The other settlement recipient, “who declined to be interviewed and whose file was provided on condition that his name not be used,” ended up abusing two boys himself.

The Times reported:

In the summer of 1987, this former priest alleged, Archbishop McCarrick took him to an Italian restaurant in New York City, and then to the small apartment above the hospital. (Mr. Ciolek described the room in similar terms.)

There, Archbishop McCarrick asked the seminarian to change into a striped sailor shirt and a pair of shorts he had on hand, and joined him in the bed, according to the seminarian’s written account. “He put his arms around me and wrapped his legs between mine,” the account states.

He also wrote that he once saw Archbishop McCarrick having sex with a young priest in a cabin at the Eldred fishing camp, and that the archbishop invited him to be “next.”

The first documented complaint about Cardinal McCarrick came at the latest by 1994, when the second priest wrote a letter to the new Bishop of Metuchen, Edward T. Hughes, saying that Archbishop McCarrick had inappropriately touched him and other seminarians in the 1980s, according to the documents.

The priest had a disturbing confession, the documents show. He told Bishop Hughes that he was coming forward because he believed the sexual and emotional abuse he endured from Archbishop McCarrick, as well as several other priests, had left him so traumatized that it triggered him to touch two 15-year-old boys inappropriately. The Metuchen diocese sent the priest to therapy, and then transferred him to another diocese.
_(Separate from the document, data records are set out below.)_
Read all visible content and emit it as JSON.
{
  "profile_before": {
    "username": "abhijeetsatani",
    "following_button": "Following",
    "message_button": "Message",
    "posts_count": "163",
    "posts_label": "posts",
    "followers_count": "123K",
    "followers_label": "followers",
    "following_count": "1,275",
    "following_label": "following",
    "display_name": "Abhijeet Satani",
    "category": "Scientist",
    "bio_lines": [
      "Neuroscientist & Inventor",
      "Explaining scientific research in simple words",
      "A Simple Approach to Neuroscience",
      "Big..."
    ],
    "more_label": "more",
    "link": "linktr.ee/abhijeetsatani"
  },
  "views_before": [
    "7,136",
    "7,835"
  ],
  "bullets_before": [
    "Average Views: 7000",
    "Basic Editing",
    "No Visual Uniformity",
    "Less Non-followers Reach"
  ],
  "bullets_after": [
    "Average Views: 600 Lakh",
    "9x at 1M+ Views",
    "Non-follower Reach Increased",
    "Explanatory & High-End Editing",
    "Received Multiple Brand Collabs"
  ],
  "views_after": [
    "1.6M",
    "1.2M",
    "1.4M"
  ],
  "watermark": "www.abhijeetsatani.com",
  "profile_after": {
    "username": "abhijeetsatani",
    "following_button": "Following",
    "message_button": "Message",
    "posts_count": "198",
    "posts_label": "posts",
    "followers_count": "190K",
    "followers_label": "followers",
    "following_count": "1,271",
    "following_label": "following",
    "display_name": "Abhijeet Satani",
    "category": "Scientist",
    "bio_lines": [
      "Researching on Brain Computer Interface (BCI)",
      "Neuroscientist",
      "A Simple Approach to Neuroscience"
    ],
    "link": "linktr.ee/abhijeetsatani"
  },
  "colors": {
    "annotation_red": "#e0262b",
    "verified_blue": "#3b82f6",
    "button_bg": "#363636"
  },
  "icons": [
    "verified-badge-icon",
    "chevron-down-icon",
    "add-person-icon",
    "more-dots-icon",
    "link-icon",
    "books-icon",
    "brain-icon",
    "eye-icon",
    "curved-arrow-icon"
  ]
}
But Archbishop McCarrick’s stature remained intact; he was even given the honor of hosting John Paul II on a visit to Newark in 1995 and leading a large public Mass there for the pope.

Around 1999, Mr. Ciolek was called in by Archbishop McCarrick’s former secretary in Metuchen, Msgr. Michael J. Alliegro, who knew about the trips with seminarians, including the bed-sharing. He asked Mr. Ciolek, who had left the priesthood in 1988 to marry a woman, if he planned to sue the diocese, and then mentioned Archbishop McCarrick’s name. “And I literally laughed, and I said, no,” Mr. Ciolek said, adding that the monsignor responded with a sigh of relief.

The Metuchen diocese’s response to the McCarrick victim’s subsequent abuse of two boys is characteristic of how bishops often dealt with predator priests during the height of the homosexual sex abuse crisis: quietly shuffling them around between parishes or dioceses.

The Times also noted the darkly ironic fact that McCarrick “was among the cardinals summoned by [Pope John Paul II] to help manage the [sex abuse] crisis” in 2002 and in the U.S. “played a prominent role publicizing the church’s new zero-tolerance policy against abusing children.” The report also observed that McCarrick voted in the conclave that elected Pope Benedict XVI and “participated in the cardinals’ meetings in 2013 that led to the election of Pope Francis.”

McCarrick was too old to vote in Francis’ election, but was part of the group of “progressive” cardinals who conspired to elect him.

Cardinal Tobin told the New York Times that he was “greatly disturbed by reports” of McCarrick’s harassment of “seminarians and young clergy.”

“I intend to discuss this tragedy with the leadership of the United States Conference of Catholic Bishops in order to articulate standards that will assure high standards of respect by bishops, priests and deacons for all adults,” Tobin said.

What Tobin didn’t mention is that the U.S. Conference of Catholic Bishops met in Fort Lauderdale, Florida less than a week before the news of McCarrick’s abuse became public, and they were busy orchestrating a massive anti-Trump, pro-illegal immigration media push.

But at this meeting and many before it, as the paper trail of settlements and accusations indicates, there were at least a few bishops who already knew about McCarrick’s sordid history – it seems Cardinals Wuerl, Tobin, O’Malley, and Bishop Checchio, at the very least.

As a friend said of the McCarrick scandal, “These stories make me shake as a new Catholic. I wonder how many tithings went to settlements? How can the hands that lead a Mass be the hands that ruin lives with sexual touching?”